Kieran Chandler und Joannes Vermorel diskutieren die wichtige Rolle von Data Scientists im Supply Chain Management. Ihr Gespräch verdeutlicht die Notwendigkeit für diese Fachleute, Werte aus Geschäftsdaten zu extrahieren, warnt jedoch vor der Tendenz, Programmier- und statistische Fähigkeiten überzubetonen. Vermorel betont die Bedeutung praktischer Kenntnisse und Geschäftssinn und warnt vor übermäßigem Vertrauen in technische Fähigkeiten. Er stellt die Rolle der “Supply Chain Scientists” vor, die damit beauftragt sind, Daten zu extrahieren und zu interpretieren, um Geschäftsprobleme zu lösen, im Gegensatz zu IT-Rollen, die sich auf die Wartung von Systemen konzentrieren. Ihr Dialog verdeutlicht die Herausforderungen in der universitären Ausbildung und hebt die Knappheit von realen Supply-Chain-Daten und die übermäßige Abhängigkeit von Programmiersprachen und statistischen Frameworks hervor.

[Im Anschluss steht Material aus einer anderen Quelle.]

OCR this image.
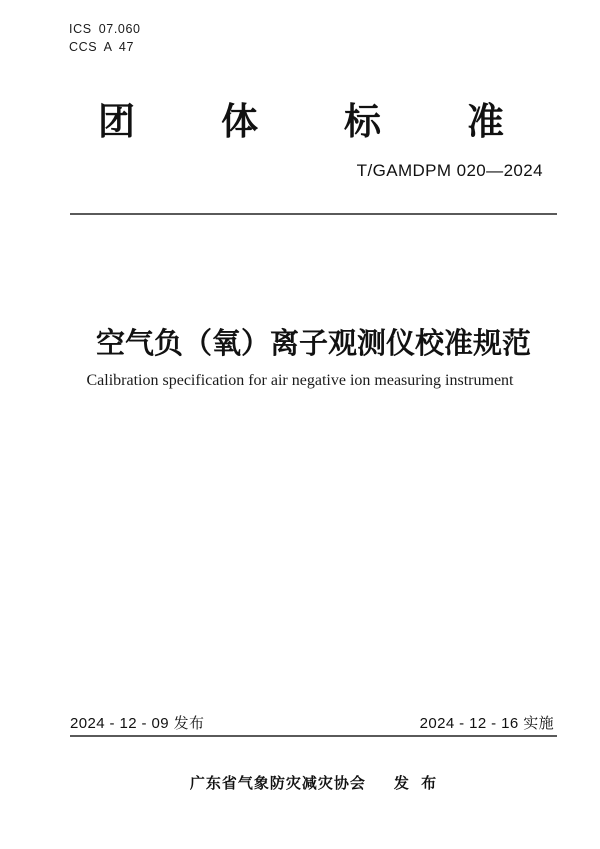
ICS 07.060
CCS A 47
团体标准
T/GAMDPM 020—2024
空气负（氧）离子观测仪校准规范
Calibration specification for air negative ion measuring instrument
2024 - 12 - 09 发布	2024 - 12 - 16 实施
广东省气象防灾减灾协会 发 布
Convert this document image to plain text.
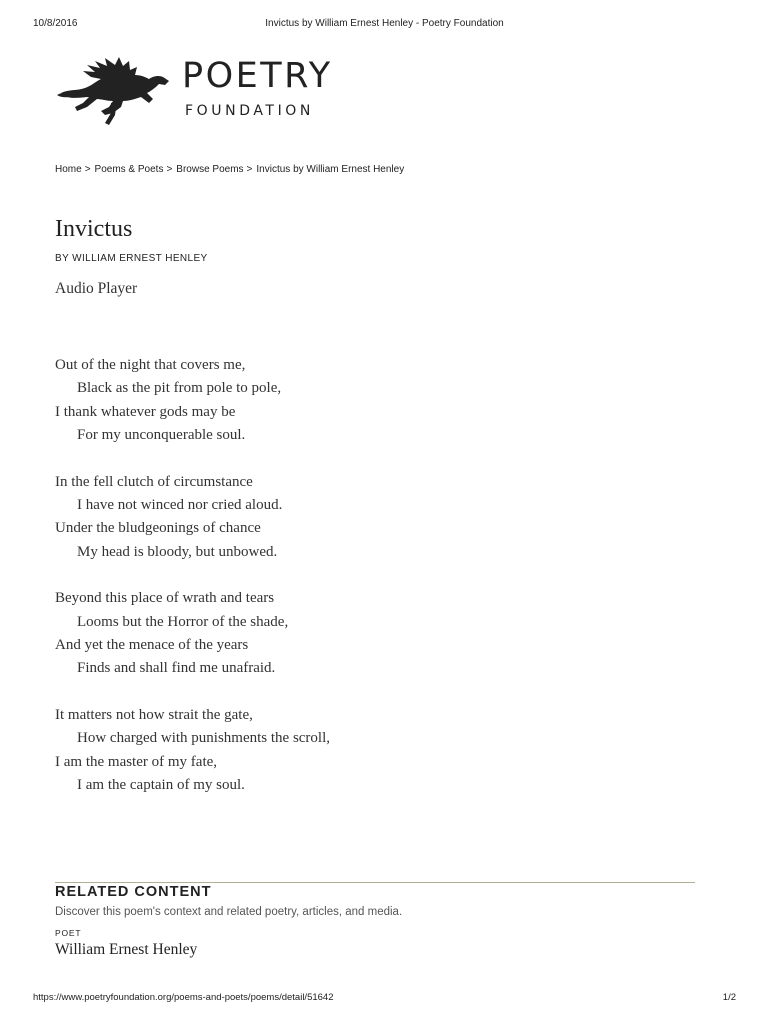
10/8/2016	Invictus by William Ernest Henley - Poetry Foundation
POETRY
FOUNDATION
Home > Poems & Poets > Browse Poems > Invictus by William Ernest Henley
Invictus
BY WILLIAM ERNEST HENLEY
Audio Player
Out of the night that covers me,
Black as the pit from pole to pole,
I thank whatever gods may be
For my unconquerable soul.
In the fell clutch of circumstance
I have not winced nor cried aloud.
Under the bludgeonings of chance
My head is bloody, but unbowed.
Beyond this place of wrath and tears
Looms but the Horror of the shade,
And yet the menace of the years
Finds and shall find me unafraid.
It matters not how strait the gate,
How charged with punishments the scroll,
I am the master of my fate,
I am the captain of my soul.
RELATED CONTENT
Discover this poem's context and related poetry, articles, and media.
POET
William Ernest Henley
https://www.poetryfoundation.org/poems-and-poets/poems/detail/51642	1/2
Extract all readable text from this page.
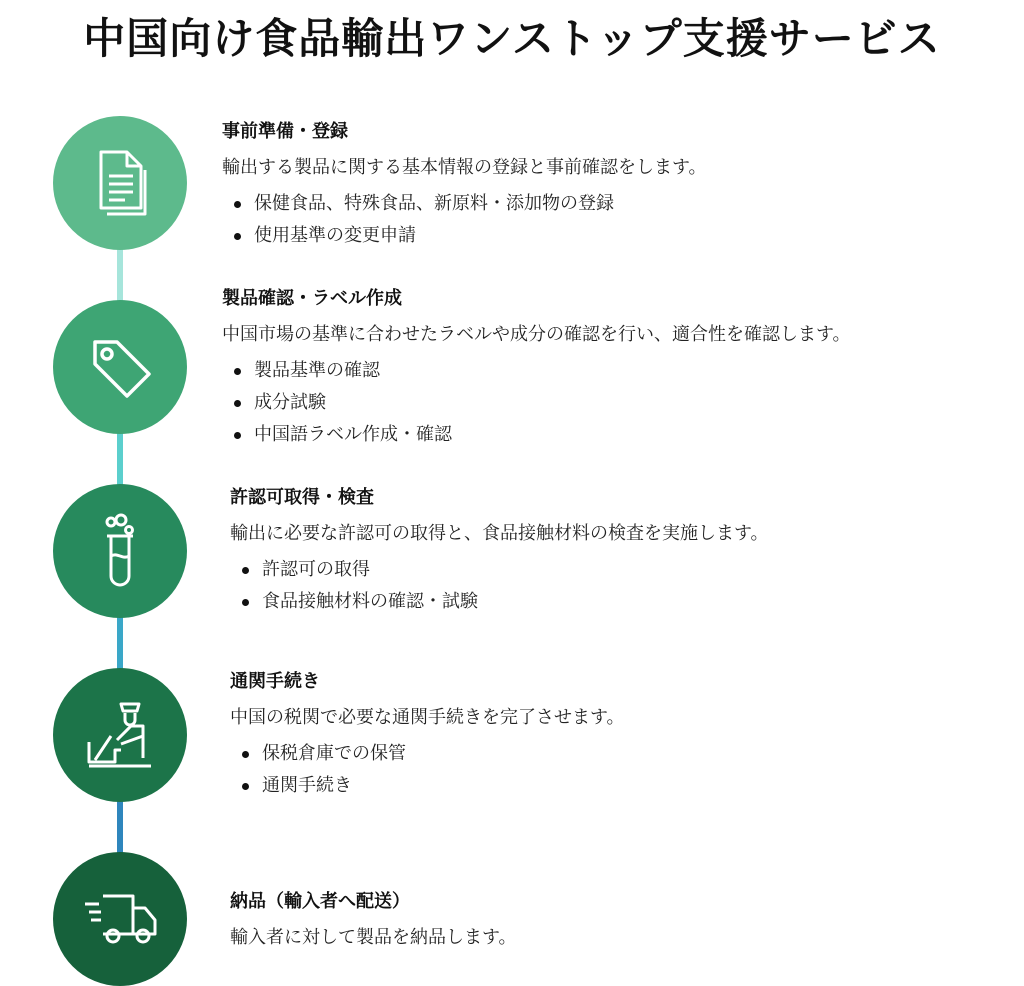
中国向け食品輸出ワンストップ支援サービス
事前準備・登録
輸出する製品に関する基本情報の登録と事前確認をします。
保健食品、特殊食品、新原料・添加物の登録
使用基準の変更申請
製品確認・ラベル作成
中国市場の基準に合わせたラベルや成分の確認を行い、適合性を確認します。
製品基準の確認
成分試験
中国語ラベル作成・確認
許認可取得・検査
輸出に必要な許認可の取得と、食品接触材料の検査を実施します。
許認可の取得
食品接触材料の確認・試験
通関手続き
中国の税関で必要な通関手続きを完了させます。
保税倉庫での保管
通関手続き
納品（輸入者へ配送）
輸入者に対して製品を納品します。
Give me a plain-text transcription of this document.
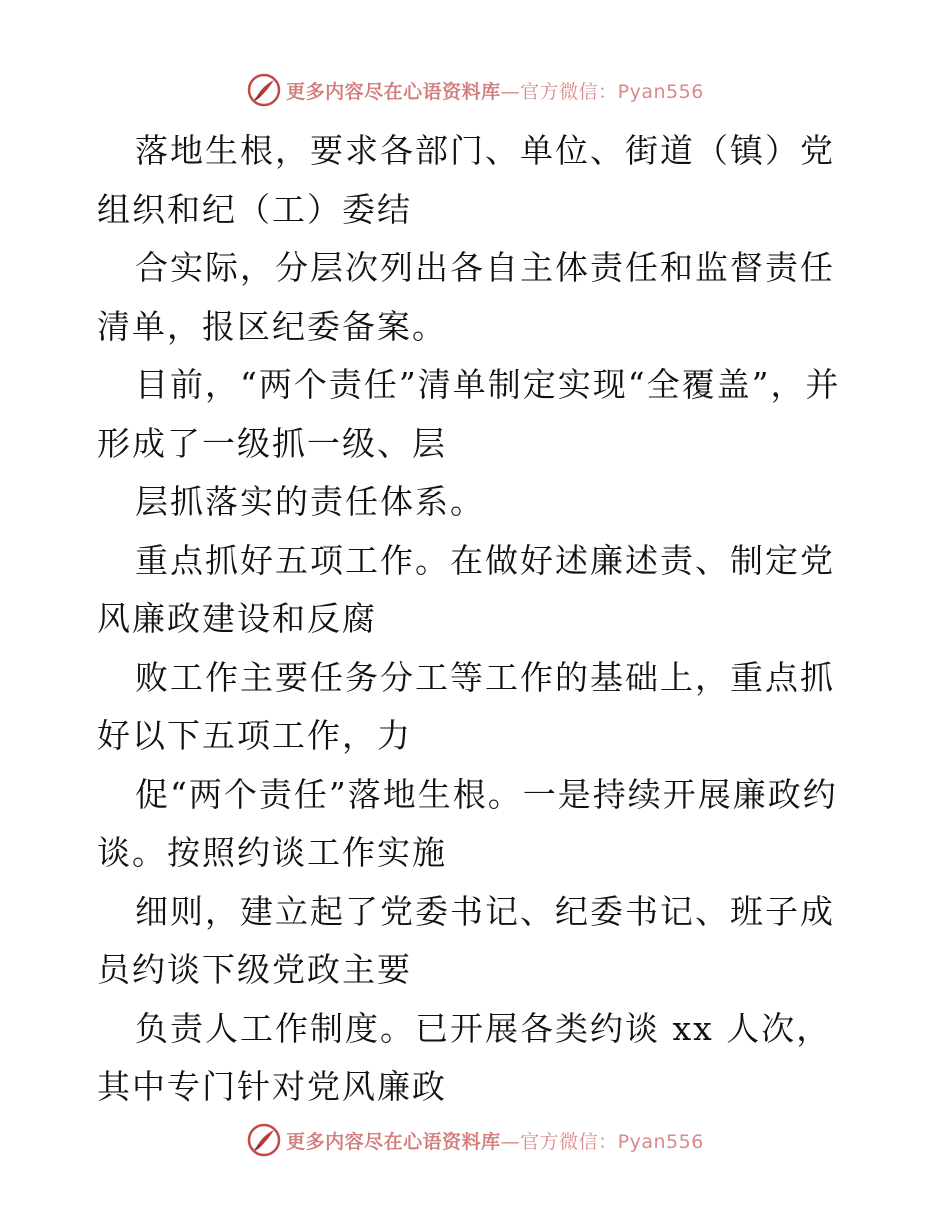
更多内容尽在心语资料库—官方微信：Pyan556

落地生根，要求各部门、单位、街道（镇）党组织和纪（工）委结

合实际，分层次列出各自主体责任和监督责任清单，报区纪委备案。

目前，“两个责任”清单制定实现“全覆盖”，并形成了一级抓一级、层

层抓落实的责任体系。

重点抓好五项工作。在做好述廉述责、制定党风廉政建设和反腐

败工作主要任务分工等工作的基础上，重点抓好以下五项工作，力

促“两个责任”落地生根。一是持续开展廉政约谈。按照约谈工作实施

细则，建立起了党委书记、纪委书记、班子成员约谈下级党政主要

负责人工作制度。已开展各类约谈 xx 人次，其中专门针对党风廉政

更多内容尽在心语资料库—官方微信：Pyan556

Erweiterte Zusammenfassung

Das Gespräch zwischen Kieran Chandler und Joannes Vermorel konzentriert sich auf die wachsende Rolle und Bedeutung von Data Scientists in der kommerziellen Welt, insbesondere in der Supply-Chain-Branche. Chandler betont die steigende Nachfrage nach Data Scientists und bezeichnet sie als Phänomen, das sich “wie ein Lauffeuer” in der Branche ausbreitet. Er stellt fest, dass diese Nachfrage, die vor fünf Jahren noch nicht so ausgeprägt war, sich nun so schnell entwickelt, dass die Universitäten nicht genügend Absolventen hervorbringen können, um diese Positionen zu besetzen.

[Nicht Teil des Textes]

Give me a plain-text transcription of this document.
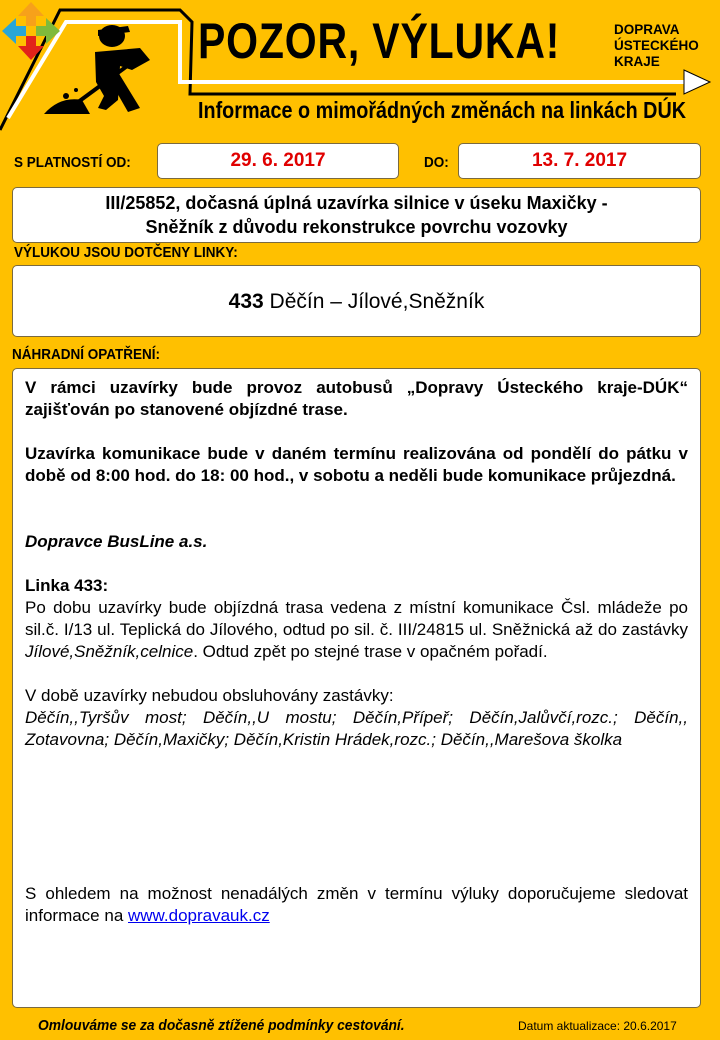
POZOR, VÝLUKA!
Informace o mimořádných změnách na linkách DÚK
DOPRAVA
ÚSTECKÉHO
KRAJE
S PLATNOSTÍ OD:	29. 6. 2017	DO:	13. 7. 2017
III/25852, dočasná úplná uzavírka silnice v úseku Maxičky -
Sněžník z důvodu rekonstrukce povrchu vozovky
VÝLUKOU JSOU DOTČENY LINKY:
433 Děčín – Jílové,Sněžník
NÁHRADNÍ OPATŘENÍ:

V rámci uzavírky bude provoz autobusů „Dopravy Ústeckého kraje-DÚK“ zajišťován po stanovené objízdné trase.

Uzavírka komunikace bude v daném termínu realizována od pondělí do pátku v době od 8:00 hod. do 18: 00 hod., v sobotu a neděli bude komunikace průjezdná.

Dopravce BusLine a.s.

Linka 433:

Po dobu uzavírky bude objízdná trasa vedena z místní komunikace Čsl. mládeže po sil.č. I/13 ul. Teplická do Jílového, odtud po sil. č. III/24815 ul. Sněžnická až do zastávky Jílové,Sněžník,celnice. Odtud zpět po stejné trase v opačném pořadí.

V době uzavírky nebudou obsluhovány zastávky:

Děčín,,Tyršův most; Děčín,,U mostu; Děčín,Přípeř; Děčín,Jalůvčí,rozc.; Děčín,, Zotavovna; Děčín,Maxičky; Děčín,Kristin Hrádek,rozc.; Děčín,,Marešova školka

S ohledem na možnost nenadálých změn v termínu výluky doporučujeme sledovat informace na www.dopravauk.cz

Omlouváme se za dočasně ztížené podmínky cestování.	Datum aktualizace: 20.6.2017
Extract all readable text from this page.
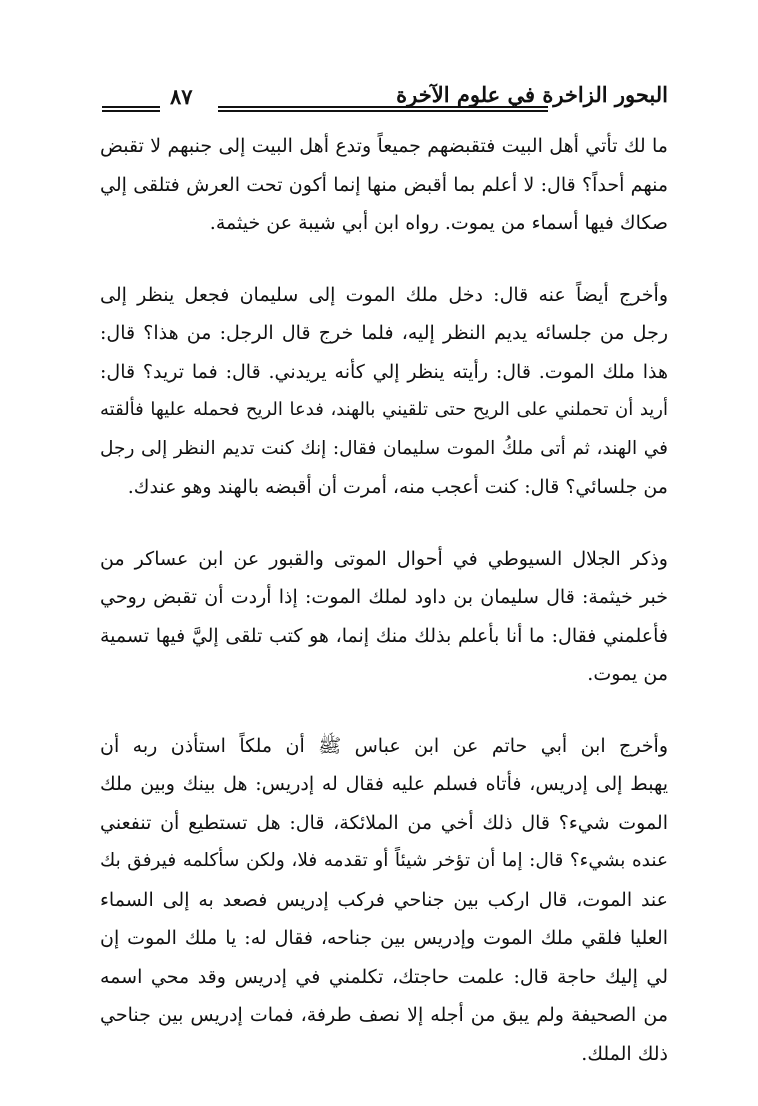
البحور الزاخرة في علوم الآخرة
٨٧
ما لك تأتي أهل البيت فتقبضهم جميعاً وتدع أهل البيت إلى جنبهم لا تقبض
منهم أحداً؟ قال: لا أعلم بما أقبض منها إنما أكون تحت العرش فتلقى إلي
صكاك فيها أسماء من يموت. رواه ابن أبي شيبة عن خيثمة.
وأخرج أيضاً عنه قال: دخل ملك الموت إلى سليمان فجعل ينظر إلى
رجل من جلسائه يديم النظر إليه، فلما خرج قال الرجل: من هذا؟ قال:
هذا ملك الموت. قال: رأيته ينظر إلي كأنه يريدني. قال: فما تريد؟ قال:
أريد أن تحملني على الريح حتى تلقيني بالهند، فدعا الريح فحمله عليها فألقته
في الهند، ثم أتى ملكُ الموت سليمان فقال: إنك كنت تديم النظر إلى رجل
من جلسائي؟ قال: كنت أعجب منه، أمرت أن أقبضه بالهند وهو عندك.
وذكر الجلال السيوطي في أحوال الموتى والقبور عن ابن عساكر من
خبر خيثمة: قال سليمان بن داود لملك الموت: إذا أردت أن تقبض روحي
فأعلمني فقال: ما أنا بأعلم بذلك منك إنما، هو كتب تلقى إليَّ فيها تسمية
من يموت.
وأخرج ابن أبي حاتم عن ابن عباس ﷺ أن ملكاً استأذن ربه أن
يهبط إلى إدريس، فأتاه فسلم عليه فقال له إدريس: هل بينك وبين ملك
الموت شيء؟ قال ذلك أخي من الملائكة، قال: هل تستطيع أن تنفعني
عنده بشيء؟ قال: إما أن تؤخر شيئاً أو تقدمه فلا، ولكن سأكلمه فيرفق بك
عند الموت، قال اركب بين جناحي فركب إدريس فصعد به إلى السماء
العليا فلقي ملك الموت وإدريس بين جناحه، فقال له: يا ملك الموت إن
لي إليك حاجة قال: علمت حاجتك، تكلمني في إدريس وقد محي اسمه
من الصحيفة ولم يبق من أجله إلا نصف طرفة، فمات إدريس بين جناحي
ذلك الملك.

Vermorel teilt seine Sichtweise auf diese Veränderung und stellt fest, dass Unternehmen zunehmend den inhärenten Wert ihrer Daten erkennen und daher Fachleute benötigen, die in der Lage sind, diesen Wert zu erschließen. Gleichzeitig weist er jedoch auf den zyklischen Charakter dieses Trends hin und vergleicht ihn mit dem “Data Mining”-Fieber der 90er Jahre. Er spekuliert, dass die aktuelle Fixierung auf Data Scientists an vergangene Interessen an “Data Miners” erinnert und bezeichnet Data Scientists daher als “Data Miner Version 2”.

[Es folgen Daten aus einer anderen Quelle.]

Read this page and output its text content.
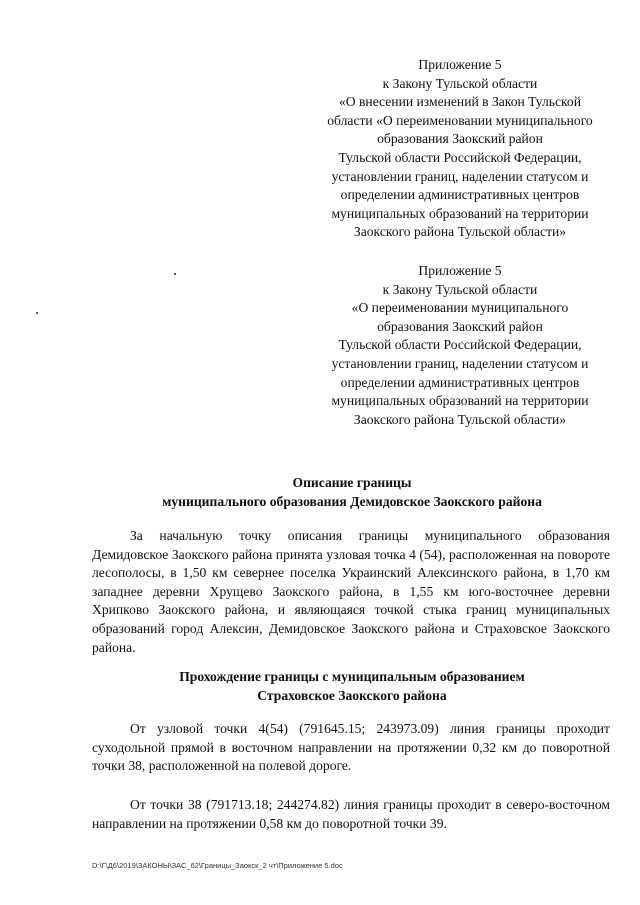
Приложение 5
к Закону Тульской области
«О внесении изменений в Закон Тульской
области «О переименовании муниципального
образования Заокский район
Тульской области Российской Федерации,
установлении границ, наделении статусом и
определении административных центров
муниципальных образований на территории
Заокского района Тульской области»
Приложение 5
к Закону Тульской области
«О переименовании муниципального
образования Заокский район
Тульской области Российской Федерации,
установлении границ, наделении статусом и
определении административных центров
муниципальных образований на территории
Заокского района Тульской области»
Описание границы
муниципального образования Демидовское Заокского района

За начальную точку описания границы муниципального образования Демидовское Заокского района принята узловая точка 4 (54), расположенная на повороте лесополосы, в 1,50 км севернее поселка Украинский Алексинского района, в 1,70 км западнее деревни Хрущево Заокского района, в 1,55 км юго-восточнее деревни Хрипково Заокского района, и являющаяся точкой стыка границ муниципальных образований город Алексин, Демидовское Заокского района и Страховское Заокского района.

Прохождение границы с муниципальным образованием
Страховское Заокского района

От узловой точки 4(54) (791645.15; 243973.09) линия границы проходит суходольной прямой в восточном направлении на протяжении 0,32 км до поворотной точки 38, расположенной на полевой дороге.

От точки 38 (791713.18; 244274.82) линия границы проходит в северо-восточном направлении на протяжении 0,58 км до поворотной точки 39.

D:\Г\Д6\2019\ЗАКОНЫ\ЗАС_62\Границы_Заокск_2 чт\Приложение 5.doc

Vermorel spricht über den Aufstieg und Fall von Data-Mining-Firmen in den 90er Jahren und gibt eine warnende Erzählung ab. Er erinnert sich an das Aufkommen von Hunderten von Unternehmen während der Data-Mining-Ära, die Tools für das Data Mining bereitstellten. Die meisten dieser Unternehmen verschwanden jedoch letztendlich, was Zweifel an der aktuellen Welle von Anbietern von Data-Science-Tools aufkommen lässt. Vermorel sieht eine Korrelation zwischen diesen beiden Perioden und deutet auf ein mögliches wiederkehrendes Muster des Aufstiegs und Niedergangs im aktuellen Data-Science-Trend hin.

Interessanterweise betont Vermorel, dass sein Unternehmen, Lokad, den Begriff “Data Scientist” vermeidet und stattdessen “Supply Chain Scientist” verwendet. Diese Präferenz spiegelt seine Überzeugung von der Bedeutung des Verständnisses des Geschäftskontextes und des Werts jenseits rein mathematischer und kodierender Fähigkeiten wider. Er warnt davor, dass technische Fähigkeiten zwar entscheidend sind, aber nicht automatisch zu einem Geschäftswert in der Supply Chain führen.

Darüber hinaus spricht Vermorel über die Werbestrategie der derzeitigen Anbieter von Data-Science-Tools. Er betont ihr aggressives Marketing gegenüber Universitäten, insbesondere durch Open-Source-Toolkits, die mit der allgemeinen Denkweise der Akademie harmonieren. Gleichzeitig warnt er jedoch davor, dass der Erfolg bei der Vermarktung eines Produkts an Universitäten nicht automatisch bedeutet, dass das Tool in konkreten Geschäftsumgebungen nützliche Ergebnisse liefert.

Vermorel betont die Notwendigkeit für Data Scientists, nicht nur Daten zu analysieren, sondern auch tatsächliche Geschäftsveränderungen durch ihre Entdeckungen herbeizuführen. Die Herausforderung besteht darin, dass Data Scientists häufig Untersuchungen durchführen und Ergebnisse präsentieren können, aber Schwierigkeiten haben, diese Änderungen umzusetzen, da sie den Status quo stören können. Es geht nicht nur um Konflikte bei operativen Entscheidungen, sondern um die größere Frage, ob der Data Scientist tatsächlich befugt ist, zu handeln und einen Mehrwert für das Unternehmen zu liefern.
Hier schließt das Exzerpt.